Réponses du gouvernement et arguments sanitaires
La ministre de l’Agriculture, Annie Genevard, soutenue sur ce dossier par la FNSEA et les Jeunes Agriculteurs, défend le protocole en vigueur depuis l’apparition du premier cas en France, en juin en Savoie. Elle a assuré au quotidien Sud Ouest qu’il n’y avait « aucun foyer actif de DNC sur le territoire français ».
Le gouvernement combine abattage ciblé et vaccination limitée. Maud Bregeon, porte-parole du gouvernement, a défendu ce choix : « Ce n’est pas une décision politique (…) c’est une décision sanitaire qui a été concertée (…) depuis juillet dernier avec le parlement sanitaire qui comprend des vétérinaires, des éleveurs, les chambres d’agriculture, les organisations syndicales, les services de l’Etat, l’Anses. »
La porte-parole a rappelé que 3 000 bêtes ont été abattues depuis le début de la maladie, soit « 0,02 % du cheptel français », argument utilisé pour justifier la volonté de protéger le reste du cheptel.

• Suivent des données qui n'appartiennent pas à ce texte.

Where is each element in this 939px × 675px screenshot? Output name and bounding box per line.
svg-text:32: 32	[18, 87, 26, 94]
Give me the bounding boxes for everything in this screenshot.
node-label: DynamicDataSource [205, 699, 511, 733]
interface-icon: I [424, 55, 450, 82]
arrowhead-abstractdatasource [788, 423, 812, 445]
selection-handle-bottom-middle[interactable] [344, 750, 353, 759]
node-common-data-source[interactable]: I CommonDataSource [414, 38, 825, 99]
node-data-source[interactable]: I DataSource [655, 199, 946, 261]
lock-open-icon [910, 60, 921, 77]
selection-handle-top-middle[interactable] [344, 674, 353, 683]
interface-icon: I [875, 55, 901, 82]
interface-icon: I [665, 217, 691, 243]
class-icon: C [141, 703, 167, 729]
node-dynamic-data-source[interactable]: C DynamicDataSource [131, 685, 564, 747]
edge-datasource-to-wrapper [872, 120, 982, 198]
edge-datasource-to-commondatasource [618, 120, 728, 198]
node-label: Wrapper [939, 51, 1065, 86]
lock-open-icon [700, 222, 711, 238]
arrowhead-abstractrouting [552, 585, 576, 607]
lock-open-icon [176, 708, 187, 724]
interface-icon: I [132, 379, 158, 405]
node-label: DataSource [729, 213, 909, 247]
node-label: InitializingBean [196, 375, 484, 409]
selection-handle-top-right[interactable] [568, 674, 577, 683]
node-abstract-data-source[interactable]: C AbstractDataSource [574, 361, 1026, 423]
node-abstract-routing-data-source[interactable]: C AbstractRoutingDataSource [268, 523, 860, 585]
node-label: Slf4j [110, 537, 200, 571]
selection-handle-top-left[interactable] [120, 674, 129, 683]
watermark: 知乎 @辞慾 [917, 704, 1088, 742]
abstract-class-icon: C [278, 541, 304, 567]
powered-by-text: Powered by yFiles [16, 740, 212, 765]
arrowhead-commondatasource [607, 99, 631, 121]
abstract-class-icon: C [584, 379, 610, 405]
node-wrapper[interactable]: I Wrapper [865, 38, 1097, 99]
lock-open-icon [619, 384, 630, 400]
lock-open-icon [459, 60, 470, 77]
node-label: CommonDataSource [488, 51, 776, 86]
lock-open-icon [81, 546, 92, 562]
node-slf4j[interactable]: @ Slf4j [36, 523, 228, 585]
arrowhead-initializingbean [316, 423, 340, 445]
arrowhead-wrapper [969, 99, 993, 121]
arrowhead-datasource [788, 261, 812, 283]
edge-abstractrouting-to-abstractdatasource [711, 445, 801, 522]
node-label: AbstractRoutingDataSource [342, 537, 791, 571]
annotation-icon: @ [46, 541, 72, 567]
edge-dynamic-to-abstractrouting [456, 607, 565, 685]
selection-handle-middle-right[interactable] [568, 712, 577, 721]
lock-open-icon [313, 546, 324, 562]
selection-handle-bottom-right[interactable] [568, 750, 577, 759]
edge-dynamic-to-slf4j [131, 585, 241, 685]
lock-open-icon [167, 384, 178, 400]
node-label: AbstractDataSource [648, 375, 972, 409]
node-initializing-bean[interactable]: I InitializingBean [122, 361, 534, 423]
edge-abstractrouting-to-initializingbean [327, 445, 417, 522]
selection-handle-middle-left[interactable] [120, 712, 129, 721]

Le gouvernement met en avant aussi le risque commercial : vacciner massivement placerait le pays « comme une zone à risque » aux yeux des marchés, avec des répercussions économiques pour la filière, a expliqué Sébastien Martin, ministre délégué chargé de l’industrie.
Pour répondre aux tensions, la ministre se rendra lundi en Occitanie « pour assister aux débuts de la vaccination sur ce territoire » visant environ un million de bêtes, selon les annonces officielles.
Un climat social tendu et des enjeux politiques
Les images de l’emploi de gaz lacrymogènes par les gendarmes en Ariège, lors de la dispersion d’éleveurs qui bloquaient l’accès d’un vétérinaire à une ferme touchée, ont choqué de nombreux manifestants. Ce contexte alimente l’émotion et la radicalisation de certaines actions sur les barrages.
La présidente de la région Occitanie, Carole Delga, a adressé une lettre ouverte au premier ministre Sébastien Lecornu, estimant « qu’il [était] temps pour [lui] d’intervenir afin de garantir, dans les plus brefs délais, un dialogue franc et sincère avec les agriculteurs de ce pays ». Elle évoque « l’indignation et la colère » face à la gestion gouvernementale de la crise.
Outre la gestion sanitaire, les protestations s’inscrivent dans un cadre plus large de mécontentement : accords commerciaux (Mercosur) et inquiétudes liées à la baisse annoncée du budget de la politique agricole commune européenne alimentent la mobilisation.
Le face‑à‑face entre éleveurs déterminés et autorités, marqué par des demandes opposées sur la vaccination et l’abattage, reste donc au cœur d’un conflit dont l’issue dépendra en partie des décisions sanitaires et politiques à venir, alors que la ministre doit se rendre en Occitanie lundi pour suivre le lancement d’une vaccination ciblée.